Manchester By the Sea Review
Director: Kenneth Lonergan
Starring: Casey Affleck, Michelle Williams, Kyle Chandler, Lucas Hedges
How can you describe a film like Manchester By the Sea? Cold (very cold), depressing (very depressing), unrelenting, but also incredibly honest. I think that’s the word I’d associate the most with Kenneth Lonergan’s film. It’s about honest people who are struggling with the hardship and unfairness of life, and it should be applauded for that. A lot of people have been very quick to praise Casey Affleck’s performance, and that’s perfectly justified.
However, Manchester By the Sea is so much more than just one performance. Affleck’s acting ability isn’t the only thing that makes this film a fascinating watch.
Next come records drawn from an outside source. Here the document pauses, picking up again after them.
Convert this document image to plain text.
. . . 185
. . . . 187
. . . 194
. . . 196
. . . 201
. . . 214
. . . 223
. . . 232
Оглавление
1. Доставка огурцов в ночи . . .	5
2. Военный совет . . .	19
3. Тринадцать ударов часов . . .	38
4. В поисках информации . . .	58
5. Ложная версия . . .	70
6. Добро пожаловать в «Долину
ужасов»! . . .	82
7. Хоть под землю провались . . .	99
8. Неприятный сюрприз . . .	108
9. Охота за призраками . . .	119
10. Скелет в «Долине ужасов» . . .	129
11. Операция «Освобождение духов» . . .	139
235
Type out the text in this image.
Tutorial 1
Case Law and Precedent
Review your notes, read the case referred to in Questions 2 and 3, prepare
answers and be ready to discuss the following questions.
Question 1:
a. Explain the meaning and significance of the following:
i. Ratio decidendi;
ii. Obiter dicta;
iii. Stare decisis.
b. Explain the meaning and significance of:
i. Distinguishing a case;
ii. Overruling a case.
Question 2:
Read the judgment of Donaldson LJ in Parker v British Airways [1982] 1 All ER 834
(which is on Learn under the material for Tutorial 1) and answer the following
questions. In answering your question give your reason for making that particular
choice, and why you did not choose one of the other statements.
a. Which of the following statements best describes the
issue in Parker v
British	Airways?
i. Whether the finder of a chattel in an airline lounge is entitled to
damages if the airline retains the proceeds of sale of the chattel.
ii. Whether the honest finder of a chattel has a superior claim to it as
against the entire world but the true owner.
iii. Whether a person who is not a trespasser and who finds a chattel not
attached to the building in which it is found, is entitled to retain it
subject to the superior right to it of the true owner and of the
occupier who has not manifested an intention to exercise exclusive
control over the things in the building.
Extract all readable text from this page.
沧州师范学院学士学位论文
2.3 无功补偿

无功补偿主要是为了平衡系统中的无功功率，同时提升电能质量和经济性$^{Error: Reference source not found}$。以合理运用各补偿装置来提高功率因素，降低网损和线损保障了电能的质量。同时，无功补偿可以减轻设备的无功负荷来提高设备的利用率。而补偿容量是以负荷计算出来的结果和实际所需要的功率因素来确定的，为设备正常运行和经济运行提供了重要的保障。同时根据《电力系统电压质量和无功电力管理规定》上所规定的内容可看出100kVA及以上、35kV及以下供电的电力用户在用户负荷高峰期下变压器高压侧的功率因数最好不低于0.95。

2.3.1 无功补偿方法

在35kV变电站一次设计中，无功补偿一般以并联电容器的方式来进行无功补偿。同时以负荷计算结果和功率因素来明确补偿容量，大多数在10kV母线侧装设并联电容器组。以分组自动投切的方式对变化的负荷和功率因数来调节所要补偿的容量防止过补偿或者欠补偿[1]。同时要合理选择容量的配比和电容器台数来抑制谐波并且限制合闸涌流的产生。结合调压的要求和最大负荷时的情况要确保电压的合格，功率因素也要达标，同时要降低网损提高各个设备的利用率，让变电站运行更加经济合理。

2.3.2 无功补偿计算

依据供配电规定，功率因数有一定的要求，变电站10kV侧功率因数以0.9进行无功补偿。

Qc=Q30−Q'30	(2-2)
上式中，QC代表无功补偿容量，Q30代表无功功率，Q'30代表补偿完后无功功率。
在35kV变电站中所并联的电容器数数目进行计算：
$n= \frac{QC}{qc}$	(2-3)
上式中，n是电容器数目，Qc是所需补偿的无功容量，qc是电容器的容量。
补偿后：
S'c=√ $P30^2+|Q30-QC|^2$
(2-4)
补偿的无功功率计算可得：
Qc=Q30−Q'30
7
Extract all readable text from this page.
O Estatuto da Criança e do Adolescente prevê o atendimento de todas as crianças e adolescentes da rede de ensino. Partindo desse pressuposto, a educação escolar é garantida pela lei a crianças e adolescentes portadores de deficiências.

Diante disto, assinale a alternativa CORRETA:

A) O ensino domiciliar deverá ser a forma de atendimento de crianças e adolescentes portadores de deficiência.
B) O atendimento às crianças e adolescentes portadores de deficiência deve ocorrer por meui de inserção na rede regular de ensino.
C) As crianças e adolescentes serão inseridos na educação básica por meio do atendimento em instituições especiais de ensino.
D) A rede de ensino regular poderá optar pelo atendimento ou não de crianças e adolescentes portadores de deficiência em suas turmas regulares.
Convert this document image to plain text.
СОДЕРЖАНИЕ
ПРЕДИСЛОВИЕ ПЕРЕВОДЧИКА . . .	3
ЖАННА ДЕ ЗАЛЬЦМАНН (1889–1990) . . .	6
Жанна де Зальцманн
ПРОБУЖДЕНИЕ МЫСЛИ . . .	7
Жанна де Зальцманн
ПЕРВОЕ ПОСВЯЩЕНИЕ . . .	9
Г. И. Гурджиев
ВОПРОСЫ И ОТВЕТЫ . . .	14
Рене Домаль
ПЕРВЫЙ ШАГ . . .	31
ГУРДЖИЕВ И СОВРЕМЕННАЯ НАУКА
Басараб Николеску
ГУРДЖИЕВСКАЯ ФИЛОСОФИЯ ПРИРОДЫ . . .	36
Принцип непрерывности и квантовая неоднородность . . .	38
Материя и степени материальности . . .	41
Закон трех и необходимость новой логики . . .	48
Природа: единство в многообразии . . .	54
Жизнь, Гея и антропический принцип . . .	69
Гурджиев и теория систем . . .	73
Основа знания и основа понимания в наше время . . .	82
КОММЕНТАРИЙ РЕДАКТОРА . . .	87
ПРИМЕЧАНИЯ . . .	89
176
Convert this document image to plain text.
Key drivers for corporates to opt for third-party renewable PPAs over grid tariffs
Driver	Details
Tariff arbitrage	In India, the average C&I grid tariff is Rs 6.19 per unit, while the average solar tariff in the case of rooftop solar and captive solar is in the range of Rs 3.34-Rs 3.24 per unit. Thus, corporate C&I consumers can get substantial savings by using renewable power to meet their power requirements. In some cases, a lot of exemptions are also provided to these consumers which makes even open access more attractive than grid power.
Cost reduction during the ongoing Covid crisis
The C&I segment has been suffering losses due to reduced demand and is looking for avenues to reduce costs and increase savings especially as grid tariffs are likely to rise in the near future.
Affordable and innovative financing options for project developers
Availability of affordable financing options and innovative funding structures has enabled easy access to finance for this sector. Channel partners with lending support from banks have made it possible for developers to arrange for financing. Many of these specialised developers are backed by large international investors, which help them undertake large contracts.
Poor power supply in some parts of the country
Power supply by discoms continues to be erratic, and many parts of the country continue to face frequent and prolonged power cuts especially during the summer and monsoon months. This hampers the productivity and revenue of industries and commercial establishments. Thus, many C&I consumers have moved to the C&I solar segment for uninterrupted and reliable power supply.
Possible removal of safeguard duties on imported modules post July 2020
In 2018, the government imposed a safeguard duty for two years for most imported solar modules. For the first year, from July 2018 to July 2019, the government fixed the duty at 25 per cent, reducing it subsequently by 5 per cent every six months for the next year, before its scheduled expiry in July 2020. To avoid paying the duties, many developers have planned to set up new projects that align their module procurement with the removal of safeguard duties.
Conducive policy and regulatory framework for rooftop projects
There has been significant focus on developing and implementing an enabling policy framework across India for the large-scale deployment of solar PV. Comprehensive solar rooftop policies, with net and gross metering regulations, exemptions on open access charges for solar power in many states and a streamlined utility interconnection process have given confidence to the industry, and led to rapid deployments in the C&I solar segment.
He’s backed up by a wonderful cast on the top of their game: Michelle Williams, Kyle Chandler, but in particular Lucas Hedges, who delivers an amazing turn as the 16 year-old Patrick.
I can’t be his guardian.
Manchester By the Sea tells the story of a janitor, Lee Chandler (Casey Affleck), living in Quincy, Massachusetts, who’s forced to go back to his hometown, Manchester-by-the-sea, to look after his nephew when his brother dies of a heart attack. However, things get a bit complicated when he find out that his brother, played by Kyle Chandler, has made Lee his son’s guardian. Lee doesn’t feel ready to take on such a responsibility and tries to find his nephew a suitable guardian.
As I said above, Lonergan’s film is a difficult watch because of it’s depressing subject matter. It did feel a bit relenting at points. However, it’s also quite a funny film, especially the interchanges between Affleck’s Lee and Hedges’ Patrick. This humour felt necessary to cut through all the gloom and tears. It’s important to have the balance, and Lonergan has achieved it very subtly.
I said a lot of terrible things to you. My heart was broken, and I know yours is broken, too.
Subtly is another one of the film’s strong points. Despite the slightly dramatic things that happen in the film, the film’s real drama lies in subtle details. There’s a gut-wrenching scene between Casey Affleck’s Lee and his ex-wife Randi (Michelle Williams) which moved me more than anything else in the film. It wasn’t a big Oscar-baity speech, it was all about what was left unsaid, and Affleck and Williams said so much without uttering a single word.
Despite having said that this film is more than just Affleck’s performance, you can’t discuss Manchester By the Sea without talking about Casey Affleck. Simply put, he’s superb, and to think that Matt Damon was originally set to star in the film. I’m a big admirer of his, however I can’t imagine anyone else but Casey Affleck in the lead role.
I can’t beat it. I can’t beat it. I’m sorry.
Even though he doesn’t say much in the film, the way Affleck holds himself shows us that he’s a broken man, an unhappy man who’s accepted his fate to be alone for the rest of his life. I wouldn’t be surprised to see him get the Oscar for Best Actor. He already bagged himself the Golden Globe, and deservedly so. I’m sure that his brother, Ben Affleck, would appreciate a mention this time around if Casey were to win the Oscar.
Manchester By the Sea is a hard watch, but also a beautiful one. It’s sombre, achingly sad, some may think it’s a tad too sad. However, there’s a sweetness to the bitterness. It may sound like a strange thing to say, but I found myself laughing a few times.